See Administrative Protective Order, Service, and Other Procedures in Antidumping and Countervailing Duty Proceedings, 88 FR 67069 (September 29, 2023).

This notice is issued and published pursuant to sections 702 and 777(i) of the Act, and 19 CFR 351.203(c).

Dated: January 18, 2024.

Abdelali Elouaradia,

Deputy Assistant Secretary for Enforcement and Compliance.

Appendix

Scope of the Investigation

The merchandise covered by the investigation is certain narrow neck glass bottles, with a nominal capacity of 740 milliliters (25.02 ounces) to 760 milliliters (25.70 ounces); a nominal total height between 24.8 centimeters (9.75 inches) to 35.6 centimeters (14 inches); a nominal base diameter between 4.6 centimeters (1.8 inches) to 11.4 centimeters (4.5 inches); and a mouth with an outer diameter of between 25 millimeters (.98 inches) to 37.9 millimeters (1.5 inches); frequently referred to as a “wine bottle.” In scope merchandise may include but is not limited to the following shapes: Bordeaux (also known as “Claret”), Burgundy, Hock, Champagne, Sparkling, Port, Provence, or Alsace (also known as “Germanic”). In scope glass bottles generally have an approximately round base and have shapes including but not limited to, straight-sided, a tapered slope from shoulder ( i.e., the sloping part of the bottle between the neck and the body) to base, or a long neck with sloping shoulders to a wider base. The scope includes glass bottles, whether or not clear, whether or not colored, with or without a punt ( i.e., an indentation on the underside of the bottle), and with or without design or functional enhancements (including, but not limited to, embossing, labeling, or etching). In scope merchandise is made of non-“free blown” glass, i.e., in scope merchandise is produced with the use of a mold and is distinguished by mold seams, joint marks, or parting lines. In scope merchandise is unfilled and may be imported with or without a closure, including a cork, stelvin (screw cap), crown cap, or wire cage and cork closure.

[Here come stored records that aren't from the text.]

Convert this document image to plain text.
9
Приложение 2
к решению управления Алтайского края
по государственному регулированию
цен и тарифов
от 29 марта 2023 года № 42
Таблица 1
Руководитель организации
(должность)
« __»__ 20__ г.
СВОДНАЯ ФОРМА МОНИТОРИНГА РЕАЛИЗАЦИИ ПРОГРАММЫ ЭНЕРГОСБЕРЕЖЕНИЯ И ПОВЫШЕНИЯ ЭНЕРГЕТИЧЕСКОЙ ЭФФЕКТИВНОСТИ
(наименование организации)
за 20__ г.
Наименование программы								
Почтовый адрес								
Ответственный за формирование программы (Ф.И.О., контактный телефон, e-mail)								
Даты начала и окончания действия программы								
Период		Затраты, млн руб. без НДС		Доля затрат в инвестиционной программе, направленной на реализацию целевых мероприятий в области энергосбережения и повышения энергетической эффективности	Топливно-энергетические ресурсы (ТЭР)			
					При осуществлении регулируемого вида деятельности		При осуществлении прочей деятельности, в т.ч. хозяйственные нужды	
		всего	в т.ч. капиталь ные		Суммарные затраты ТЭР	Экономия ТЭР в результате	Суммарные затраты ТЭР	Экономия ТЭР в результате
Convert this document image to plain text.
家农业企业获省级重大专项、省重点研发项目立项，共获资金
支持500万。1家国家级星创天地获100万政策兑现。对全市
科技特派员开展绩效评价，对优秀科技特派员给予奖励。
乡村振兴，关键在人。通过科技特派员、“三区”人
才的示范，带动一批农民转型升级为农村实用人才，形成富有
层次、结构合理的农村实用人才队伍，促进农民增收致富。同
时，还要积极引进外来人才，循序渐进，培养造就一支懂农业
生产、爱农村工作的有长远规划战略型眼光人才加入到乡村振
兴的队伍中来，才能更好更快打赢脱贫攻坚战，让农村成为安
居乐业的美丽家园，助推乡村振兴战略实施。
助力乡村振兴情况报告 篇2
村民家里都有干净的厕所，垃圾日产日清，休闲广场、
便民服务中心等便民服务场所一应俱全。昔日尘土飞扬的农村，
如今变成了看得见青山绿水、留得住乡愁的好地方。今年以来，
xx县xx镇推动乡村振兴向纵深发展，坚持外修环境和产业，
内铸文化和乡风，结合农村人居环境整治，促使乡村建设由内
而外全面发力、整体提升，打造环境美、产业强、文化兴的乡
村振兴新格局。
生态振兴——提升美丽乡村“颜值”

Excluded from the scope of the investigation are: (1) glass containers made of borosilicate glass, meeting United States Pharmacopeia requirements for Type 1 pharmaceutical containers; and (2) glass containers without a “finish” ( i.e., the section of a container at the opening including the lip and ring or collar, threaded or otherwise compatible with a type of closure, including but not limited to a cork, stelvin (screw cap), crown cap, or wire cage and cork closure).

Glass bottles subject to the investigation are specified within the Harmonized Tariff Schedule of the United States (HTSUS) under subheading 7010.90.5019. The HTSUS subheading is provided for convenience and customs purposes only. The written description of the scope of the investigation is dispositive.